Written by Jack Fallon
If you have a Canadian Controlled Private Corporation, (“CCPC”) you may be taking advantage of the Small Business Deduction when filing your corporate taxes. At time of writing, this deduction applies to $500,000 of corporate income taxes for eligible businesses — meaning you can pay less tax on the first $500,000 of your business income.
If you are taking advantage of this deduction, and the person you want to be the estate trustee (formerly, “executor”) of your estate is also a small business owner who takes advantage of this deduction, you may want to think twice before nominating them to be your estate trustee.
Subsection 125(2) of the Income Tax Act says that, by default, the small business deduction does not apply if you have more than one, “associated” businesses. The definition of “associated” businesses includes companies that are controlled by the same person, which prevents people from nominally creating multiple businesses to use this tax credit more than once.
If you do have “associated” businesses, you can still elect to get the small business deduction if you file correctly, but it would only apply to $500,000 of income split between the businesses.
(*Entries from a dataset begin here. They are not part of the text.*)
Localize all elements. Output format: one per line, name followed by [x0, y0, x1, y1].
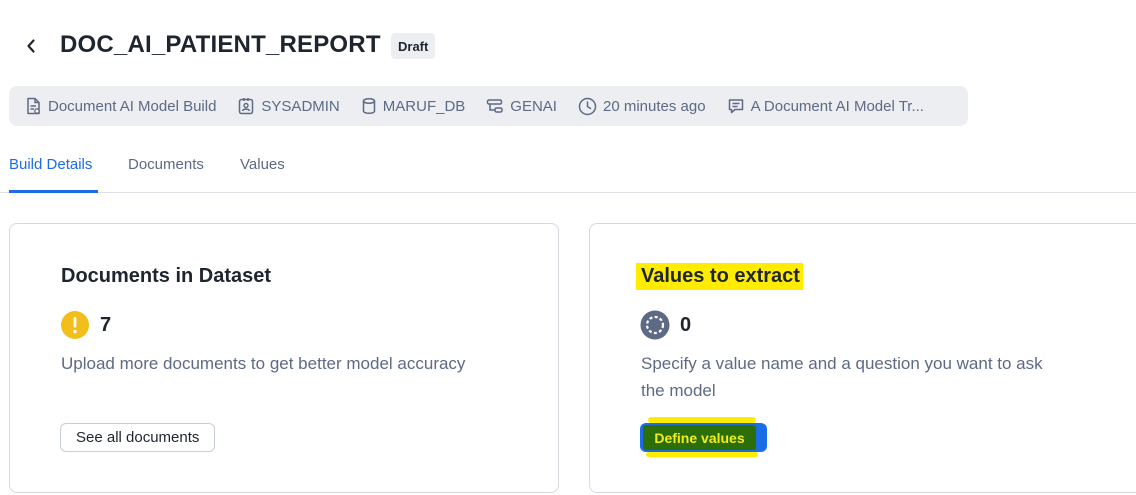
- tab-documents[interactable]: Documents: [128, 156, 204, 173]
- documents-count-row: 7: [60, 310, 111, 340]
- user-badge-icon: [239, 98, 254, 115]
- values-count: 0: [680, 313, 692, 336]
- tab-values[interactable]: Values: [240, 156, 285, 173]
- see-all-documents-button[interactable]: See all documents: [60, 423, 216, 452]
- values-description: Specify a value name and a question you …: [641, 350, 1043, 404]
- page-header: DOC_AI_PATIENT_REPORT Draft: [0, 0, 1136, 86]
- schema-icon: [487, 99, 504, 113]
- meta-modified: 20 minutes ago: [578, 97, 706, 116]
- meta-object-type: Document AI Model Build: [25, 97, 216, 115]
- meta-schema: GENAI: [486, 97, 557, 115]
- documents-description: Upload more documents to get better mode…: [61, 354, 466, 373]
- define-values-button[interactable]: Define values: [640, 423, 767, 452]
- meta-owner: SYSADMIN: [237, 97, 340, 115]
- define-values-button-label: Define values: [643, 425, 756, 450]
- values-card-title: Values to extract: [636, 263, 803, 290]
- meta-comment: A Document AI Model Tr...: [727, 97, 924, 115]
- meta-modified-text: 20 minutes ago: [602, 97, 706, 115]
- values-card: Values to extract 0 Specify a value name…: [589, 223, 1136, 493]
- status-badge: Draft: [391, 33, 436, 59]
- values-description-line-2: the model: [641, 381, 716, 400]
- meta-schema-text: GENAI: [510, 97, 557, 115]
- clock-icon: [578, 97, 597, 115]
- values-description-line-1: Specify a value name and a question you …: [641, 354, 1043, 373]
- meta-object-type-text: Document AI Model Build: [48, 97, 217, 115]
- documents-card-title: Documents in Dataset: [61, 265, 272, 287]
- database-icon: [362, 97, 376, 115]
- page-title: DOC_AI_PATIENT_REPORT: [60, 31, 381, 58]
- chevron-left-icon: [27, 39, 35, 53]
- comment-icon: [728, 99, 743, 114]
- documents-card: Documents in Dataset 7 Upload more docum…: [9, 223, 559, 493]
- meta-owner-text: SYSADMIN: [261, 97, 340, 115]
- values-count-row: 0: [640, 310, 691, 340]
- warning-icon: [61, 311, 89, 339]
- progress-ring-icon: [640, 310, 670, 340]
- documents-count: 7: [100, 313, 112, 336]
- active-tab-indicator: [9, 190, 98, 193]
- highlight-stroke-bottom: [646, 452, 758, 457]
- meta-database: MARUF_DB: [361, 97, 466, 115]
- meta-comment-text: A Document AI Model Tr...: [750, 97, 924, 115]
- values-card-title-text: Values to extract: [636, 263, 803, 290]
- meta-database-text: MARUF_DB: [382, 97, 466, 115]
- tab-build-details[interactable]: Build Details: [9, 156, 92, 173]
- document-build-icon: [27, 97, 40, 115]
- back-button[interactable]: [20, 34, 42, 58]
- tab-bar: Build Details Documents Values: [0, 140, 1136, 193]
- metadata-bar: Document AI Model Build SYSADMIN MARUF_D…: [9, 86, 968, 126]
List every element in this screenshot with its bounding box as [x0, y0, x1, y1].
How does this relate to estate planning? When you die, your estate trustee takes temporary control of all of your assets, including any businesses you might have. If you are a small business owner, and your estate trustee is also a small business owner, suddenly those businesses become “associated” – even if those businesses are completely unrelated. If that happens, the small business deduction that each business would have been eligible for would be split between them — because the same person would be controlling both businesses.
In this scenario, at current tax rates, the extra tax could be in the neighbourhood of $70,000, and your estate trustee would be in the unfortunate position of needing to allocate that loss between their own business, and yours. Since your estate trustee will have a legal obligation to act in your estate’s best interests, they may be duty-bound to sacrifice their own personal benefit for the benefit of your Estate.
Good estate planning for business owners requires careful consideration. This is just one example to illustrate why business-owners — whether you have a professional corporation, a partnership, or private business assets of any kind — would be well advised to consult an estate-planning lawyer when making business succession and other testamentary plans.
Disclaimer: This blog post should not be considered or relied upon as tax advice. We are not tax lawyers or qualified accountants. We aim to share information about the estate-related implications of appointing business owners as executors and trustees.